Vegetation Detection Approach Based on Gaussian Kernel Support Vector Machinein Unstructured Road Environment
ZHOU Zhiyu1, YANG Ming1, XUE Linji1, WANG Chunxiang2, WANG Bing1
1. Shanghai Key Lab of Navigation and Location Based Services, Department of Automation, Shanghai Jiao Tong University, Shanghai 200240, China;
2. Research Institute of Robotics, Shanghai Jiao Tong University, Shanghai 200240, China
Unstructured road environment is variable and unstable, but vegetation on both sides of road is more remarkable, which can be used to confine impassable area. In complex outdoor environment, vegetation area detection is vulnerable to multiple disturbance factors such as weather, shadow, road condition, and so on, resulting in detection error. Therefore a method of vegetation detection based on Gaussian kernel SVM(support vector machine) is proposed. Firstly, the sample feature of multidimensional color space is analyzed and learned through the sparse representation based on superpixel. Then, classification criteria are created for effectively absorbing vegetation information. Also, grid probability filtering are used to optimize testing results and improve the detection accuracy.
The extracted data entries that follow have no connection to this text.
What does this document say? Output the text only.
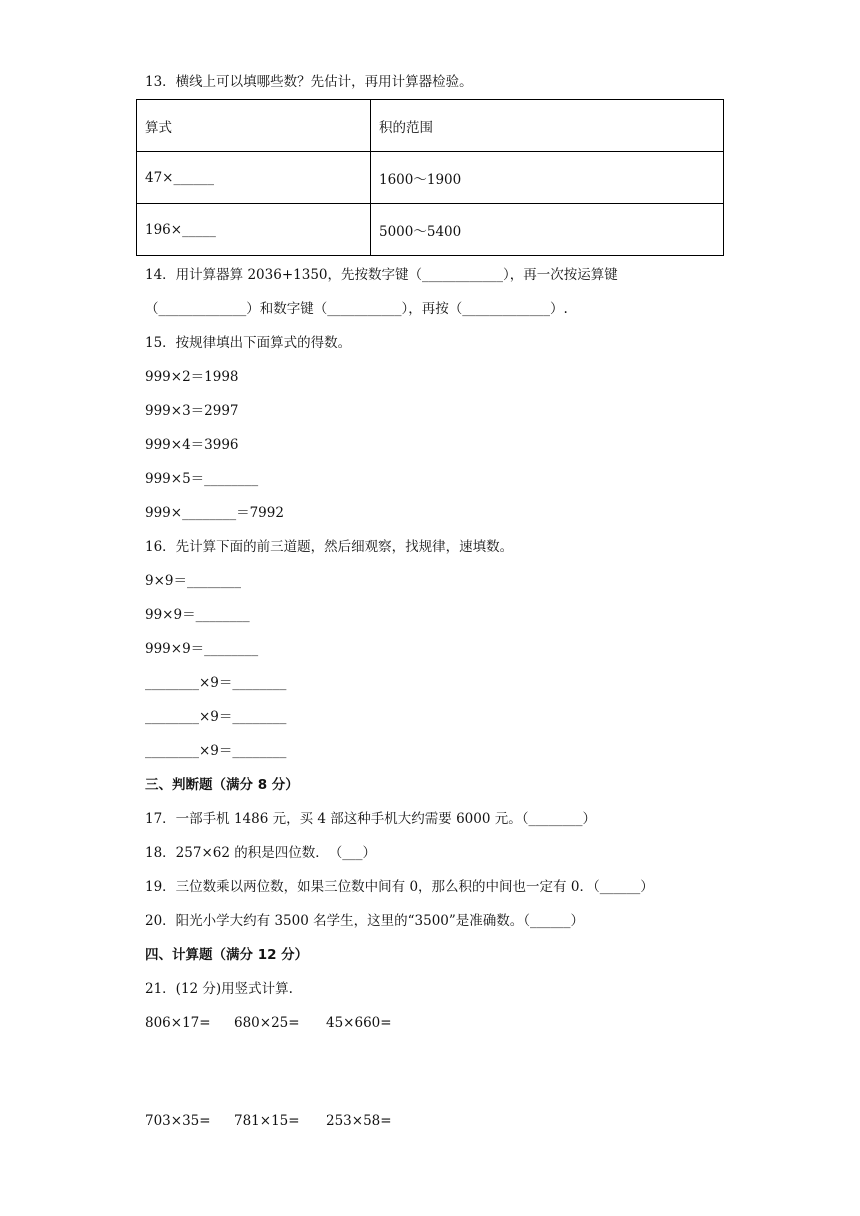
13．横线上可以填哪些数？先估计，再用计算器检验。
算式	积的范围
47×______	1600～1900
196×_____	5000～5400
14．用计算器算 2036+1350，先按数字键（____________），再一次按运算键
（_____________）和数字键（___________），再按（_____________）.
15．按规律填出下面算式的得数。
999×2＝1998
999×3＝2997
999×4＝3996
999×5＝________
999×________＝7992
16．先计算下面的前三道题，然后细观察，找规律，速填数。
9×9＝________
99×9＝________
999×9＝________
________×9＝________
________×9＝________
________×9＝________
三、判断题（满分 8 分）
17．一部手机 1486 元，买 4 部这种手机大约需要 6000 元。（________）
18．257×62 的积是四位数．　（___）
19．三位数乘以两位数，如果三位数中间有 0，那么积的中间也一定有 0．（______）
20．阳光小学大约有 3500 名学生，这里的“3500”是准确数。（______）
四、计算题（满分 12 分）
21．(12 分)用竖式计算.
806×17= 680×25= 45×660=
703×35= 781×15= 253×58=
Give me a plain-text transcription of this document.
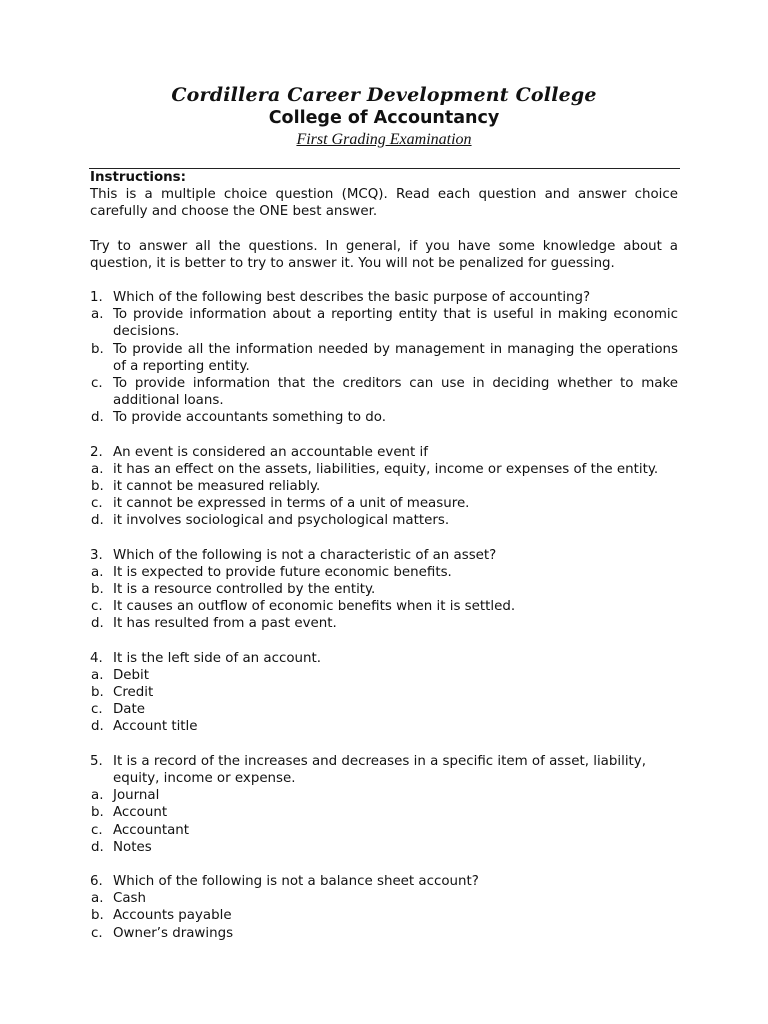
Cordillera Career Development College
College of Accountancy
First Grading Examination

Instructions:

This is a multiple choice question (MCQ). Read each question and answer choice carefully and choose the ONE best answer.

Try to answer all the questions. In general, if you have some knowledge about a question, it is better to try to answer it. You will not be penalized for guessing.

1. Which of the following best describes the basic purpose of accounting?
a. To provide information about a reporting entity that is useful in making economic decisions.
b. To provide all the information needed by management in managing the operations of a reporting entity.
c. To provide information that the creditors can use in deciding whether to make additional loans.
d. To provide accountants something to do.
2. An event is considered an accountable event if
a. it has an effect on the assets, liabilities, equity, income or expenses of the entity.
b. it cannot be measured reliably.
c. it cannot be expressed in terms of a unit of measure.
d. it involves sociological and psychological matters.
3. Which of the following is not a characteristic of an asset?
a. It is expected to provide future economic benefits.
b. It is a resource controlled by the entity.
c. It causes an outflow of economic benefits when it is settled.
d. It has resulted from a past event.
4. It is the left side of an account.
a. Debit
b. Credit
c. Date
d. Account title
5. It is a record of the increases and decreases in a specific item of asset, liability, equity, income or expense.
a. Journal
b. Account
c. Accountant
d. Notes
6. Which of the following is not a balance sheet account?
a. Cash
b. Accounts payable
c. Owner’s drawings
Experiments show that the approach excellently solves the vegetation detection problem in unstructured road environment, which is of strong anti-interference ability facing the changing lighting and road condition, and has superior real-time performance and reliability. In practical applications, impassable regions on road are effectively restricted, ensuring the security area of the intelligent mobile robot in complicated road environment.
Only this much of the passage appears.